Le peuple est donc dans l’attente d’un réveil de ses dirigeants en priant que les esprits qui les poussent aux détournements massifs et au népotisme, devenus leur religion, soient enfin exorcisés !
Aussi, telle une parole d’évangile, rappelons à la mémoire de nos gouvernants que la réduction du train de vie de l’État avec la suppression des institutions facultatives (SENAT, CES, Vice-Présidence…) que vous portiez donnera un bol d’air aux finances publiques. Interpellons-les sur le fait que la diversification économique ne réussira que si elle est accompagnée d’un véritable écosystème local et régional permettant l’écoulement de nos produits. Signifions-leur que l’industrie des services, par le tourisme, la valorisation culturelle et artistique, etc., ont un potentiel inouï si tant est qu’on y investisse avec sérieux. Enfin, précisons-leur que dans aucun pays, la gabegie et l’ethnisme n’ont contribué au développement.
Dina,
N’en déplaise à tes pourfendeurs, tu auras su mettre la République sur des hauteurs ! Le père aimant, le frère protecteur, l’homme politique affable, l’orateur charismatique, le patriote déterminé et soucieux du bien commun nous manque tant. Et même si tu avais encore tant à donner, sache que ton passage nous a déjà bien éclairé, tant par la méthode proposée : le « MAC » (Maintenir, Améliorer, Changer) que par les nombreuses propositions de réformes envisages. Et il sera un jour vivifié, pour qu’advienne le Gabon tant espéré par nos ancêtres.

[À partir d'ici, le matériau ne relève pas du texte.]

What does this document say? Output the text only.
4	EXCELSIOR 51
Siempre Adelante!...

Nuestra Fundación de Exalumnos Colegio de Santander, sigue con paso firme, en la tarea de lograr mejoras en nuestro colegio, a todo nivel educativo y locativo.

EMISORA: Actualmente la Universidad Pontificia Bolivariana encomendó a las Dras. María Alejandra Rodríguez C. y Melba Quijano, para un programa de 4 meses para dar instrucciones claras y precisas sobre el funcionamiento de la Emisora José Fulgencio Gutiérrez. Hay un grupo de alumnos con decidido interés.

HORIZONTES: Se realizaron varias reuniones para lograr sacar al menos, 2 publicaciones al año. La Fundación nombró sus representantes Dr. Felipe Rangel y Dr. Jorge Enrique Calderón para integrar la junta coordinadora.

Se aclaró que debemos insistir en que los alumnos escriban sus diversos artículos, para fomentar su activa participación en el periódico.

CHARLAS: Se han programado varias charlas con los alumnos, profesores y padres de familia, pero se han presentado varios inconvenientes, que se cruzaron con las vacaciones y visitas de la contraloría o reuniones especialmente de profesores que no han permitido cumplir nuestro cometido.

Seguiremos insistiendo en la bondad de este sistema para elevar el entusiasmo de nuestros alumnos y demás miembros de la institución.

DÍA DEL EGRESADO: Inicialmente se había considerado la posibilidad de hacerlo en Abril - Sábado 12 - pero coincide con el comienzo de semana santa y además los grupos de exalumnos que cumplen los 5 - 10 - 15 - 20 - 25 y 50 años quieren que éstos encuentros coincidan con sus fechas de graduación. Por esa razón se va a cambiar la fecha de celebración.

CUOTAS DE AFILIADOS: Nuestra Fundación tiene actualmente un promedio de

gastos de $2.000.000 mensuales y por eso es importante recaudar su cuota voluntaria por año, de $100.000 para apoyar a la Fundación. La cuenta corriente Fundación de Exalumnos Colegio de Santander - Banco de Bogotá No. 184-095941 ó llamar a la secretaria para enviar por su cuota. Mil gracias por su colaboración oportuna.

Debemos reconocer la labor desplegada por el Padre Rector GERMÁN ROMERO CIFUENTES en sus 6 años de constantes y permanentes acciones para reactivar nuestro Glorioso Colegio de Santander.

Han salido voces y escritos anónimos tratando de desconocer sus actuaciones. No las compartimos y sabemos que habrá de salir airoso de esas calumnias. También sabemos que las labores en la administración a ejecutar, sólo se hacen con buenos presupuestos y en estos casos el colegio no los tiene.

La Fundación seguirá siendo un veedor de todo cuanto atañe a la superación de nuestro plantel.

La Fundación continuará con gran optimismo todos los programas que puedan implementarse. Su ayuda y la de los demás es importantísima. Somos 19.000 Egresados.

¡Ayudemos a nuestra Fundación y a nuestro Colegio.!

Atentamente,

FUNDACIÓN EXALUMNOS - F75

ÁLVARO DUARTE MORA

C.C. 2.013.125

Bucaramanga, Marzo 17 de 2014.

Dimani di Kumu, « Mukoku é boli, diambu aghe boli ». De ce fait, ta douloureuse disparition n’effacera pas ce parcours mémorable qui invite la nation tout entière à se rappeler ces mots intemporels de Frantz Fanon : « Chaque génération doit dans une relative opacité découvrir sa mission, la remplir ou la trahir par la même occasion ».